In my comfortable surroundings with coffee and brunch, we were given a few clues to solve our “study case”. Our study patient was a 14-year-old girl with eye hemorrhages, fatigue, and anemia. My peers are well-respected clinicians and specialists and I have been a practicing pediatrician since 1982, having volunteered at FAME on two month long visits. Cases similar to our “study case”, which took my colleagues and I over an hour to figure out, are every day occurrences at FAME. Here in the USA, differential diagnosis is pared down after doing multiple tests, finding results, performing more tests, procedures, and finally moving on. Very little today was said of a bedside patient exam, and a detailed, complete, history and physical.

It was an Ngorongoro Crater safari guide who mentioned casually to me on my first trip that you might just see a miracle at FAME. He was right.

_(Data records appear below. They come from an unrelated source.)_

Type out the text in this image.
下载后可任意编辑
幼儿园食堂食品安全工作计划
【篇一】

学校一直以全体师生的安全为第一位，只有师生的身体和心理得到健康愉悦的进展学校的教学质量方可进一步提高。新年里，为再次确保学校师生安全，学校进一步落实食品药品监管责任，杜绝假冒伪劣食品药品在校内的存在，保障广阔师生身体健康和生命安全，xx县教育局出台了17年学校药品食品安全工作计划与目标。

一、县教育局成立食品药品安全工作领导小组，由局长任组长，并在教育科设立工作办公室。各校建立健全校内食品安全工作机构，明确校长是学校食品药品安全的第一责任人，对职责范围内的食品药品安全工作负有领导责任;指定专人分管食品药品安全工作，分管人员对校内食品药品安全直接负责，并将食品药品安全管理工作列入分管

It was just another September day in rural Tanzania when a hunter found a lost, unconscious boy who was about 14 years old and dressed as a student in the bush. The hunter somehow got him to FAME’s outpatient clinic. Word of mouth brought his father, who assured us the boy had been a well, healthy child just the day before. The boy could not be awakened, had a stiff neck, and difficulty swallowing. He could not seem to hear and responded slowly to pain. Our differential diagnosis included everything from trauma, to rabies, to meningitis. The FAME team supported the boy with intravenous fluids and antibiotics. Spinal fluid results returned suggesting encephalitis like illness. He was monitored as potentially a critical case and examined frequently.


Encephalitis is an inflammatory form of meningitis that can be catastrophic. Complications of encephalitis may include permanent brain injury, seizures, loss of language and purposeful movements. Some patients may even have brain swelling. After 36 hours with minimal improvement, our FAME team reached for the next line of therapy, including steroids and anti-viral medications. There was a global shortage of intravenous anti-virals, so we began to question if we should risk giving the medicine orally through a tube? It was risky giving liquids to a person in and out of consciousness. However, the answer became clear when we saw the pleading look on his father’s face.

Less than 24 hours later the lost boy was able to sit with help, swallow food, and ask his dad for his favorite music. Protocol requires treating encephalitis for a minimum of 21 days. By hospital day four, our patient got up from his wheel chair and told his father he would prefer to walk. What made this case a miracle for this experienced pediatrician was the confidence he had. To make my complete surprise even better, he stood up in front of American tourists visiting FAME to “find out what goes on here”. I smiled and said “miracles”.